A decade-long diversification of official reserves into riskier investments came to an abrupt end at the beginning of the global financial crisis, when many central bank reserve managers started to withdraw their deposits from the banking sector in an apparent flight to quality and safety. We estimate that reserve managers pulled around US$500 billion of deposits and other investments from the banking sector. Although clearly not the main cause, this procyclical investment behavior is likely to have contributed to the funding problems of the banking sector, which required offsetting measures by other central banks such as the Federal Reserve and Eurosystem central banks. The behavior highlights a potential conflict between the reserve management and financial stability mandates of central banks. This paper analyzes reserve managers’ actions during the crisis and draws some lessons for strategic asset allocation of reserves going forward.

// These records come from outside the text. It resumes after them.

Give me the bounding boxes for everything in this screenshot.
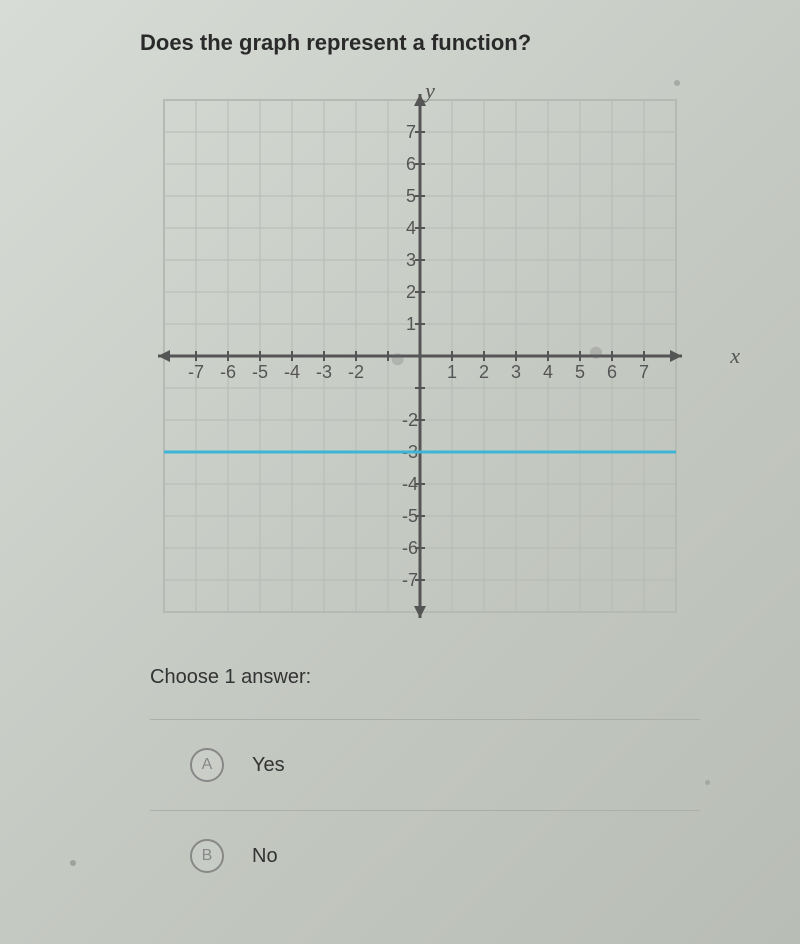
x-axis-label: x — [730, 343, 740, 369]
svg-text:4: 4 — [406, 218, 416, 238]
svg-text:2: 2 — [479, 362, 489, 382]
svg-text:7: 7 — [406, 122, 416, 142]
svg-text:6: 6 — [406, 154, 416, 174]
svg-text:4: 4 — [543, 362, 553, 382]
svg-text:-6: -6 — [402, 538, 418, 558]
svg-text:7: 7 — [639, 362, 649, 382]
svg-text:-5: -5 — [402, 506, 418, 526]
svg-text:-6: -6 — [220, 362, 236, 382]
svg-text:6: 6 — [607, 362, 617, 382]
svg-text:1: 1 — [406, 314, 416, 334]
svg-text:-3: -3 — [316, 362, 332, 382]
svg-text:1: 1 — [447, 362, 457, 382]
radio-letter-a: A — [190, 748, 224, 782]
y-axis-label: y — [425, 78, 435, 104]
graph-container: y x -7-6-5-4-3-212345677654321-2-3-4-5-6… — [150, 86, 710, 626]
svg-text:5: 5 — [575, 362, 585, 382]
svg-text:2: 2 — [406, 282, 416, 302]
answers-list: A Yes B No — [150, 719, 700, 901]
radio-letter-b: B — [190, 839, 224, 873]
svg-text:-4: -4 — [402, 474, 418, 494]
choose-prompt: Choose 1 answer: — [150, 666, 760, 689]
question-text: Does the graph represent a function? — [140, 30, 760, 56]
svg-text:5: 5 — [406, 186, 416, 206]
svg-text:3: 3 — [511, 362, 521, 382]
svg-text:-7: -7 — [188, 362, 204, 382]
svg-text:-2: -2 — [348, 362, 364, 382]
svg-text:-7: -7 — [402, 570, 418, 590]
answer-option-b[interactable]: B No — [150, 810, 700, 901]
svg-text:-2: -2 — [402, 410, 418, 430]
svg-text:3: 3 — [406, 250, 416, 270]
answer-text-b: No — [252, 845, 278, 868]
svg-text:-5: -5 — [252, 362, 268, 382]
graph-svg: -7-6-5-4-3-212345677654321-2-3-4-5-6-7 — [150, 86, 690, 626]
answer-option-a[interactable]: A Yes — [150, 719, 700, 810]
answer-text-a: Yes — [252, 754, 285, 777]
svg-text:-4: -4 — [284, 362, 300, 382]
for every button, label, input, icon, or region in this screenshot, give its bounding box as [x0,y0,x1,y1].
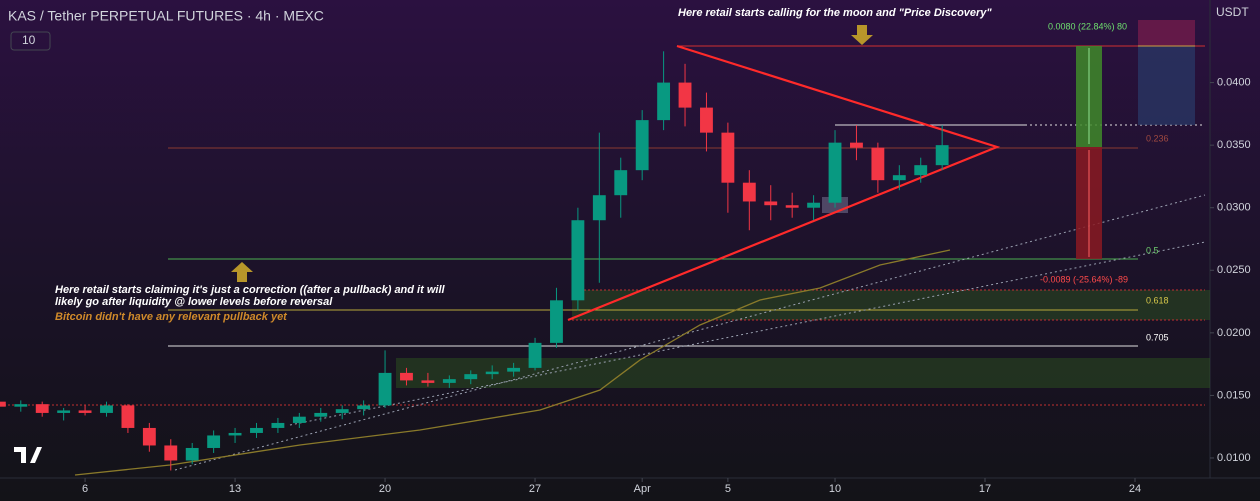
candle-body [635,120,649,171]
y-tick-label: 0.0350 [1217,139,1251,151]
y-tick-label: 0.0300 [1217,202,1251,214]
position-target [1138,20,1195,46]
logo [14,447,42,463]
candle-body [207,435,221,448]
chart-title: KAS / Tether PERPETUAL FUTURES · 4h · ME… [8,8,324,24]
y-tick-label: 0.0150 [1217,389,1251,401]
annotation: Here retail starts calling for the moon … [678,7,992,19]
indicator-box[interactable] [10,31,51,51]
candle-body [657,82,671,121]
candle-body [271,422,285,428]
candle-body [250,427,263,433]
candle-body [871,147,885,181]
x-tick-label: 6 [82,483,88,495]
candle-body [614,170,628,196]
candle-body [100,405,113,413]
drawings [0,20,1210,476]
candle-body [35,404,49,413]
fib-label: 0.236 [1146,133,1169,143]
fib-label: 0.618 [1146,295,1169,305]
candle-body [14,404,28,407]
candle-body [335,409,349,413]
moving-average [74,249,951,476]
demand-zone [396,358,1210,388]
candle-body [400,372,413,381]
candle-body [764,201,778,206]
candle-body [700,107,713,133]
x-tick-label: 27 [529,483,541,495]
candle-body [828,142,842,203]
candle-body [914,165,928,176]
y-tick-label: 0.0400 [1217,76,1251,88]
candle-body [357,405,371,410]
candle-body [935,145,949,166]
annotation: Bitcoin didn't have any relevant pullbac… [55,311,288,323]
candle-body [721,132,735,183]
arrow-up [231,262,253,282]
candle-body [228,432,242,436]
x-tick-label: 24 [1129,483,1141,495]
indicator-label[interactable]: 10 [22,33,36,47]
candle-body [142,427,156,446]
candle-body [314,412,328,417]
candle-body [0,401,6,407]
candle-body [464,374,478,380]
x-tick-label: 5 [725,483,731,495]
candle-body [507,367,521,372]
candle-body [807,202,821,208]
candle-body [292,416,306,423]
candle-body [892,175,906,181]
position-stop [1138,46,1195,125]
candle-body [678,82,692,108]
candle-body [528,342,542,368]
measure-label: 0.0080 (22.84%) 80 [1048,21,1127,31]
candle-body [421,380,435,383]
annotation: Here retail starts claiming it's just a … [55,284,445,296]
y-tick-label: 0.0200 [1217,327,1251,339]
candle-body [378,372,392,406]
candle-body [850,142,863,148]
x-tick-label: 17 [979,483,991,495]
candle-body [485,371,499,375]
y-tick-label: 0.0250 [1217,264,1251,276]
candle-body [571,220,585,301]
x-tick-label: 10 [829,483,841,495]
currency-label[interactable]: USDT [1216,5,1249,19]
candle-body [785,205,799,208]
candles [0,51,949,471]
candle-body [121,405,135,428]
candle-body [550,300,563,343]
candle-body [78,410,92,413]
measure-label: -0.0089 (-25.64%) -89 [1040,274,1128,284]
fib-label: 0.5 [1146,245,1159,255]
x-tick-label: 20 [379,483,391,495]
y-tick-label: 0.0100 [1217,452,1251,464]
annotation: likely go after liquidity @ lower levels… [55,296,333,308]
trend-line [289,241,1206,426]
x-tick-label: Apr [634,483,651,495]
candle-body [442,379,456,383]
candle-body [742,182,756,202]
candle-body [57,410,71,413]
fib-label: 0.705 [1146,332,1169,342]
arrow-down [851,25,873,45]
x-tick-label: 13 [229,483,241,495]
candle-body [592,195,606,221]
demand-zone [572,290,1210,320]
triangle [567,44,1001,322]
candle-body [164,445,178,461]
candle-body [185,447,199,461]
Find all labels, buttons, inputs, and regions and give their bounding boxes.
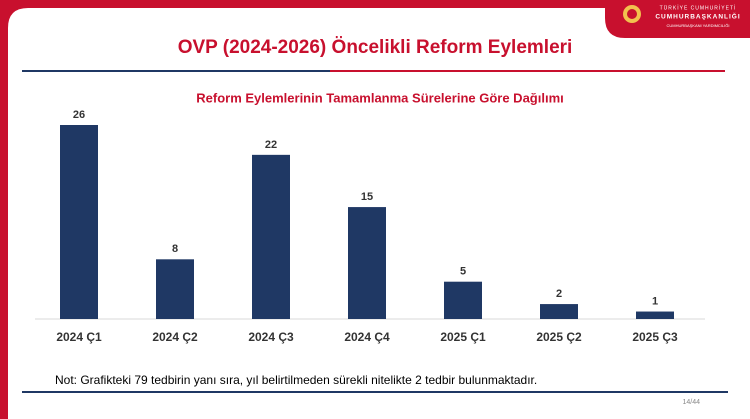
value-label: 26 [73, 109, 85, 121]
x-tick-label: 2024 Ç2 [152, 330, 198, 344]
bar [540, 304, 578, 319]
value-label: 8 [172, 243, 178, 255]
bar [348, 207, 386, 319]
logo-tab [605, 0, 750, 38]
bar [156, 259, 194, 319]
bar [252, 154, 290, 319]
x-tick-label: 2025 Ç3 [632, 330, 678, 344]
x-tick-label: 2025 Ç2 [536, 330, 582, 344]
chart-title: Reform Eylemlerinin Tamamlanma Sürelerin… [196, 90, 564, 105]
value-label: 1 [652, 295, 658, 307]
slide-title: OVP (2024-2026) Öncelikli Reform Eylemle… [178, 37, 573, 58]
x-tick-label: 2024 Ç4 [344, 330, 390, 344]
value-label: 5 [460, 266, 466, 278]
logo-sun-core [627, 9, 637, 19]
footnote: Not: Grafikteki 79 tedbirin yanı sıra, y… [55, 373, 537, 387]
x-tick-label: 2024 Ç3 [248, 330, 294, 344]
value-label: 15 [361, 191, 373, 203]
value-label: 22 [265, 139, 277, 151]
x-tick-label: 2025 Ç1 [440, 330, 486, 344]
bar [60, 125, 98, 319]
logo-text: TÜRKİYE CUMHURİYETİ [660, 4, 737, 11]
page-number: 14/44 [682, 399, 700, 406]
logo-text: CUMHURBAŞKANI YARDIMCILIĞI [667, 23, 730, 28]
x-tick-label: 2024 Ç1 [56, 330, 102, 344]
bar [636, 311, 674, 319]
logo-text: CUMHURBAŞKANLIĞI [655, 12, 740, 21]
bar [444, 281, 482, 319]
value-label: 2 [556, 288, 562, 300]
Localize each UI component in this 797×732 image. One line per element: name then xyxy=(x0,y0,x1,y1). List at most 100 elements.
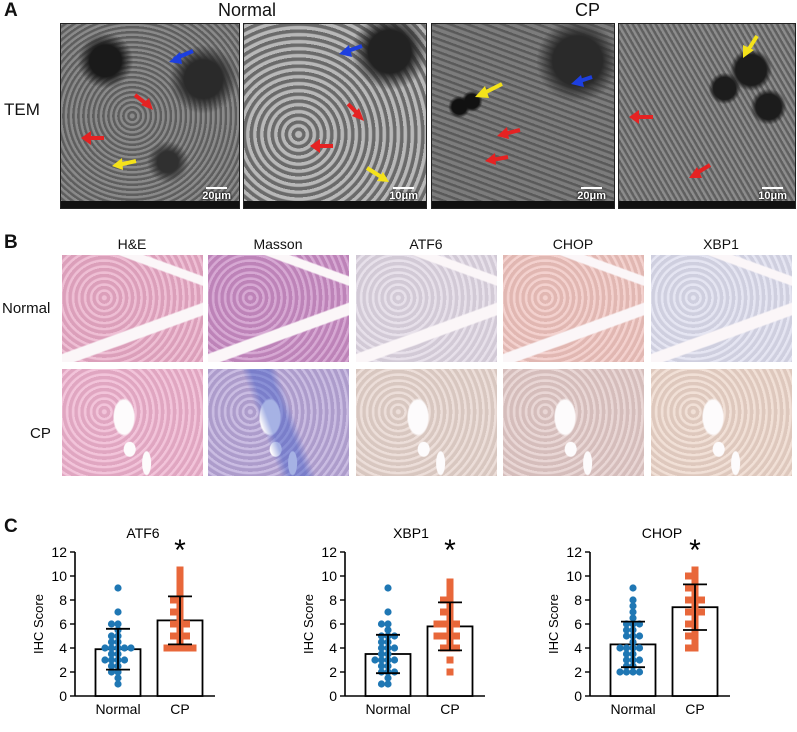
tem-image-cp-low: 20μm xyxy=(431,23,615,209)
y-tick-label-0-4: 4 xyxy=(59,640,67,656)
point-0-normal xyxy=(107,662,116,670)
y-tick-label-2-4: 4 xyxy=(574,640,582,656)
tem-image-cp-high: 10μm xyxy=(618,23,796,209)
point-2-cp xyxy=(685,620,692,628)
y-tick-label-1-8: 8 xyxy=(329,592,337,608)
y-tick-label-2-12: 12 xyxy=(566,544,582,560)
y-tick-label-0-0: 0 xyxy=(59,688,67,704)
y-tick-label-1-10: 10 xyxy=(321,568,337,584)
panel-a-header-cp: CP xyxy=(575,0,601,20)
histology-tile-masson-cp xyxy=(208,369,349,476)
point-2-normal xyxy=(622,644,631,652)
point-2-normal xyxy=(635,644,644,652)
point-1-normal xyxy=(377,620,386,628)
point-0-normal xyxy=(107,644,116,652)
point-0-cp xyxy=(176,584,184,592)
point-1-normal xyxy=(384,584,392,592)
point-1-cp xyxy=(440,644,447,652)
y-tick-label-2-10: 10 xyxy=(566,568,582,584)
point-0-cp xyxy=(176,578,184,586)
point-0-cp xyxy=(170,620,177,628)
point-1-normal xyxy=(384,626,392,634)
point-0-cp xyxy=(183,632,190,640)
point-2-cp xyxy=(691,632,699,640)
y-tick-label-2-2: 2 xyxy=(574,664,582,680)
tem-arrows-2 xyxy=(310,44,389,182)
point-1-cp xyxy=(453,632,460,640)
point-2-normal xyxy=(629,608,637,616)
tem-image-normal-high: 10μm xyxy=(243,23,427,209)
point-1-normal xyxy=(377,650,386,658)
point-2-cp xyxy=(691,644,699,652)
point-2-cp xyxy=(691,572,699,580)
point-0-cp xyxy=(176,566,184,574)
panel-c-letter: C xyxy=(4,516,18,537)
ihc-score-charts: ATF6 IHC Score 0 2 4 6 8 10 12 Normal CP * XBP1 IHC S… xyxy=(31,525,730,717)
point-0-normal xyxy=(114,620,122,628)
y-tick-label-2-6: 6 xyxy=(574,616,582,632)
point-0-normal xyxy=(114,584,122,592)
point-1-cp xyxy=(446,578,454,586)
point-1-cp xyxy=(446,584,454,592)
significance-mark-0: * xyxy=(174,534,186,567)
point-1-cp xyxy=(446,590,454,598)
point-0-cp xyxy=(170,644,177,652)
point-2-cp xyxy=(698,608,705,616)
tem-arrows-3 xyxy=(475,75,593,165)
significance-mark-1: * xyxy=(444,534,456,567)
point-0-cp xyxy=(176,644,184,652)
significance-mark-2: * xyxy=(689,534,701,567)
point-0-normal xyxy=(120,644,129,652)
y-tick-label-0-12: 12 xyxy=(51,544,67,560)
point-0-cp xyxy=(163,644,171,652)
y-tick-label-2-8: 8 xyxy=(574,592,582,608)
point-2-cp xyxy=(691,578,699,586)
histology-tile-atf6-normal xyxy=(356,255,497,362)
y-tick-label-0-10: 10 xyxy=(51,568,67,584)
histology-tile-xbp1-cp xyxy=(651,369,792,476)
point-0-normal xyxy=(127,644,135,652)
stain-label-he: H&E xyxy=(117,236,147,252)
point-1-cp xyxy=(446,668,454,676)
point-0-normal xyxy=(120,656,129,664)
histology-tile-he-normal xyxy=(62,255,203,362)
point-1-normal xyxy=(377,662,386,670)
point-1-normal xyxy=(377,656,386,664)
point-2-cp xyxy=(685,608,692,616)
point-2-normal xyxy=(622,626,631,634)
point-2-normal xyxy=(616,644,624,652)
point-2-cp xyxy=(691,638,699,646)
tem-scale-4: 10μm xyxy=(758,187,787,202)
panel-b-letter: B xyxy=(4,232,18,253)
y-tick-label-0-8: 8 xyxy=(59,592,67,608)
panel-a-letter: A xyxy=(4,0,18,21)
point-1-cp xyxy=(440,608,447,616)
stain-label-xbp1: XBP1 xyxy=(703,236,739,252)
point-2-normal xyxy=(629,668,637,676)
x-tick-label-2-normal: Normal xyxy=(610,701,655,717)
point-0-cp xyxy=(183,620,190,628)
point-1-cp xyxy=(433,632,441,640)
point-0-cp xyxy=(176,590,184,598)
point-2-cp xyxy=(685,572,692,580)
point-0-normal xyxy=(114,680,122,688)
stain-label-atf6: ATF6 xyxy=(409,236,443,252)
point-2-cp xyxy=(685,584,692,592)
histology-tile-masson-normal xyxy=(208,255,349,362)
y-tick-label-1-0: 0 xyxy=(329,688,337,704)
stain-label-masson: Masson xyxy=(253,236,303,252)
chart-title-1: XBP1 xyxy=(393,525,429,541)
y-tick-label-1-6: 6 xyxy=(329,616,337,632)
point-2-normal xyxy=(635,668,644,676)
point-1-normal xyxy=(384,674,392,682)
point-2-normal xyxy=(616,668,624,676)
panel-a-row-label: TEM xyxy=(4,100,40,119)
point-1-normal xyxy=(390,644,399,652)
point-1-normal xyxy=(384,608,392,616)
tem-arrows-4 xyxy=(629,34,759,178)
point-1-normal xyxy=(377,644,386,652)
y-tick-label-1-2: 2 xyxy=(329,664,337,680)
point-1-normal xyxy=(390,632,399,640)
x-tick-label-2-cp: CP xyxy=(685,701,704,717)
x-tick-label-0-normal: Normal xyxy=(95,701,140,717)
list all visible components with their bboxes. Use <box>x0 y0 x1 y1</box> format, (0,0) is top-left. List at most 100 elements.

Concluding, central banks during booms tend to take on more risk – they overweight risky assets – while they during busts tend to reduce risk – underweight risky assets. Hence, central banks consistently act in a procyclical fashion.

This is of course is not only bad in terms of ensuring the highest and most stable return at the lowest possible risk, but it also adds to the swings in the economy as the central bank will add liquidity to the financial system during booms and redraw liquidity during crashes.

As the authors of the IMF study states:

When the crisis hit (in 2008), many central banks withdrew these investments, in some cases rather abruptly, in ways very similar to commercial asset managers. Traditionally very conservative investors, with a low appetite for risk, the crisis response of reserve managers was perhaps unsurprising—and from an individual reserve manager’s perspective even rational—yet the withdrawal of central bank investments also put further pressure on the banking sector when other sources of funding dried up simultaneously and spreads exploded. In some countries, the withdrawal was unavoidable, as reserves were urgently needed for intervention or to finance domestic support measures during the crisis. In most countries, though, reserves were not used, or the amount used was much smaller than the withdrawal of investments from the banking sector. In each case, and certainly in aggregate, reserve managers acted very procyclically, and may well have been in conflict with the more prominent financial stability objectives of the central bank. Through such behavior, reserve managers may have contributed, albeit unintentionally, to the funding problems in some banks, and have forced an even stronger policy response by the authorities in countries issuing a reserve currency.

The authors also quotes a yearly survey of Reserve Management Trends (RMT) from Central Banking Publications. This is from RMT in 2007 – one year ahead of the crisis:

“The trend for central banks to invest in riskier assets in the search for yield has continued…Many respondents gave what they saw as the reason for the continuation of this trend. In particular, several emphasised the low-yield environment.”

So it might be that the head of macroprudential analysis at the Bank of Finland can forecast all stock market busts one-year in advantage, but apparently her colleagues in most central banks of the world did not have access to her models. Too bad…

So I remain skeptical about the usefulness of macroprudential policies – in fact I believe that an over-reliance on such policies could lead to an increase in the volatility and fragility of the global financial system rather than the opposite.